Car il a connu des torpeurs. Il a connu des léthargies. Il a connu - et même chanté - ces interminables langueurs de l'âme que son ami Flaubert appelait l'embêtement de l'existence. Mais jamais ça n'avait été cela. Jamais, même les jours les plus noirs, traqué par ses créanciers, poursuivi par ses logeuses, accablé par les criailleries de Jeanne ou les mesquineries d'Ancelle, il ne s'était senti si mal. Et il y a dans son état, dans cet ahurissement sans cause et cette stupidité sans recours, quelque chose qui ne ressemble plus à ce qu'il connaissait jusqu'ici. Ce n'est plus du spleen. Ce n'est plus de l'ennui. Ce n'est plus cette impossibilité d'écrire qu'il appelait sa maladie «à la Gérard » mais qui supposait encore, jusque dans l'extrême détresse, un reste de désir et de concentration.

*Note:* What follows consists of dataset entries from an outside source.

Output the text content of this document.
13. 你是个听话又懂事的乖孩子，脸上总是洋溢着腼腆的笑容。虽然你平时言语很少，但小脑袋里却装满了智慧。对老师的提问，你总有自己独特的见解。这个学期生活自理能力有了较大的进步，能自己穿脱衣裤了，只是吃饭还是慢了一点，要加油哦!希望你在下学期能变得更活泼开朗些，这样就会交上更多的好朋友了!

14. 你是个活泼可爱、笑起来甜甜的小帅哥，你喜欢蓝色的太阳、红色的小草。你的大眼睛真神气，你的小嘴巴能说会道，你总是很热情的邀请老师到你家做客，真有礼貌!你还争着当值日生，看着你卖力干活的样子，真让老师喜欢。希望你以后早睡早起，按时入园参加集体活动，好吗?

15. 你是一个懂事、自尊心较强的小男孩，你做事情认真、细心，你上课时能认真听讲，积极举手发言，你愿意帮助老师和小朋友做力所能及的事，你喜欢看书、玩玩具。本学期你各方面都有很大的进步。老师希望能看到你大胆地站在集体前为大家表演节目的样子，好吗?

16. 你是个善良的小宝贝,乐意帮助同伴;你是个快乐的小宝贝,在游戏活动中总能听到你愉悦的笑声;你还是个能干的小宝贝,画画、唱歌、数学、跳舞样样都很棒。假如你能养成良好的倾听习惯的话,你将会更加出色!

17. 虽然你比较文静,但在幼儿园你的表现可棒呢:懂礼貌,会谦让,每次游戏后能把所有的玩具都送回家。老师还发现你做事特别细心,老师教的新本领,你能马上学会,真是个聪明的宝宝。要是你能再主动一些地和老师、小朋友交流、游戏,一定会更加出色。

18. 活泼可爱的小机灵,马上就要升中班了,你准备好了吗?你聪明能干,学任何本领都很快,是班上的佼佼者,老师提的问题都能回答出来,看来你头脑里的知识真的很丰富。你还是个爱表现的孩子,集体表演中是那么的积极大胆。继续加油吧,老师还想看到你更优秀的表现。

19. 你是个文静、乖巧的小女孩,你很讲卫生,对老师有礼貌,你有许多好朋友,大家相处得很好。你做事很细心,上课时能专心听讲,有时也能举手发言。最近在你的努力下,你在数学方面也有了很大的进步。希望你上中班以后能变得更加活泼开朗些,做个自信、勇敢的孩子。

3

Ce qui le surprend là, c'est qu'il n'y a plus de désir du tout. Plus de concentration. Ce qui le stupéfie et qui, à mesure que les heures passent, commence à lui faire peur, c'est le temps mort, pétrifié, qu'il sent maintenant couler en lui. Un peu, c'est le seul précédent qui lui vienne, comme ce jour, il y a quatre ans, où il s'est effondré en pleine rue, la bave aux lèvres et où, sentant passer tout près de lui le vent de l'aile de l'imbécillité, il a juste eu le temps de donner à un fiacre l'adresse de la bonne femme qui allait pouvoir le guérir.